On Tuesday evening we met for festive candle lighting outside of the building, lit the first Chanukah candle as a family, sang the Chanukah songs we know and danced. We then continued the party inside where we passed around a giant dreidel and whenever the music stopped, the student holding the dreidel had to either answer a question about the Chanukah story, or do a Chanukah related dare. Will Oken had to eat a hot sauce filled Sufganiya! It was a crazy fun night and a nice way to start our Chanukah experience in Jerusalem. We ended the evening with more dancing and Sufganiyot (jam doughnuts).
This week Akiva Goldsmith has written a few words for Internship in the spotlight, “For the past few months I have been privileged to work at an internship in The Knesset with MK Yehuda Glick. As one of the only English speakers on his staff, I handle a lot of the correspondence between him and his English-speaking supporters around the world, and even helped publish an edition of his newsletter. Assisting Mr. Glick in his weekly activities has given me valuable experience and an interesting insight into the workings of the Israeli parliament and governing system, something that has interested me for years.”
This week’s Parsha and Pizza had a Hanukkah theme. We lit candles together and sang Maoz Tsur. Rabbi Marc gave an overview of the holiday’s main themes and customs. Rabbi Marc played us a video of a powerful song written by one of his friends and colleagues Rabbi Daniel Silverstein. Click here to watch the video of the song. Rabbi Marc then led a discussion about miracles and military might and explored some of the history of the Hasmonean dynasty.

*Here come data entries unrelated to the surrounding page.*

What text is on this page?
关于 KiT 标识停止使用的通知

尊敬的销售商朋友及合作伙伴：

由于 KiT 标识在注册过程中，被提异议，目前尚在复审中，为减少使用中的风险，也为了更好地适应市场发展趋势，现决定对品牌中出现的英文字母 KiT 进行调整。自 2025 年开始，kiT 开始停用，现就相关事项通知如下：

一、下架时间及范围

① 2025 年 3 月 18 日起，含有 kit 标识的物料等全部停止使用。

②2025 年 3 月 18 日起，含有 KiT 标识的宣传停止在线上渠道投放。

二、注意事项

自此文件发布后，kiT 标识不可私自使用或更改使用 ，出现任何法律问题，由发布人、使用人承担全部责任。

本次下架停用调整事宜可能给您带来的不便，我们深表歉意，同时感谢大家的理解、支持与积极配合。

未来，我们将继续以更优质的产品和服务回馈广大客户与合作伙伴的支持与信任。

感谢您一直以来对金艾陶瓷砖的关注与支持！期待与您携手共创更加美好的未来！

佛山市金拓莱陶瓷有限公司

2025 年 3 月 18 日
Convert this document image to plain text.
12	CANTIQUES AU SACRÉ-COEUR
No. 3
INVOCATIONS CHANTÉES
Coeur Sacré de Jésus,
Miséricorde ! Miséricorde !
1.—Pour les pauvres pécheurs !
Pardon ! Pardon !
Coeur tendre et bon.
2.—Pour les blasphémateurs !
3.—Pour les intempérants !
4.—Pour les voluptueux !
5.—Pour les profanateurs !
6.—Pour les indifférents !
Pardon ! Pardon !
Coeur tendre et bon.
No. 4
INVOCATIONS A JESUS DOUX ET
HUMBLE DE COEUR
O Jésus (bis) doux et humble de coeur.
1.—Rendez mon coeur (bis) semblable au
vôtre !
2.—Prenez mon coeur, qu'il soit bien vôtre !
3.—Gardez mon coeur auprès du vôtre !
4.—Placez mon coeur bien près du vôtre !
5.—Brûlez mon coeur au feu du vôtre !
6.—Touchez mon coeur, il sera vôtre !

This week on Selah we went to visit the Bible Lands Museum for a guided tour. This museum focuses on the many nations who lived in the Holy Land throughout the Biblical era. It was amazing for the group to wander around, see the artifacts, and understand that our Jewish story is intrinsically linked with other civilizations and stories. We checked out the Egyptians, the Sumerians, and the Canaanites and saw the first alphabets (Alef Bet) and writing. We took part in a quiz using a new cellphone app that had the group running around the museum to find objects. As it was almost Hanukkah, we had the chance to see a very special coin dating from the Greek period and the Maccabee revolts. The coin depicted the infamous Antiochus IV who led the campaign against the Jews prior to the Maccabee revolt. It was very poignant to see. On Thursday, at our Learning Space, we began with an art project on the theme of Hanukah and based on one of the writings of Rav Avraham Yitzchak HaCohen Kook and his commentary on the Siddur. Everyone made a candle representing a value of the Jewish people. We created an enormous display for the Jerusalem office. We also had the chance to eat some Jachnun and Malawach – inspired by the oil theme of the holiday.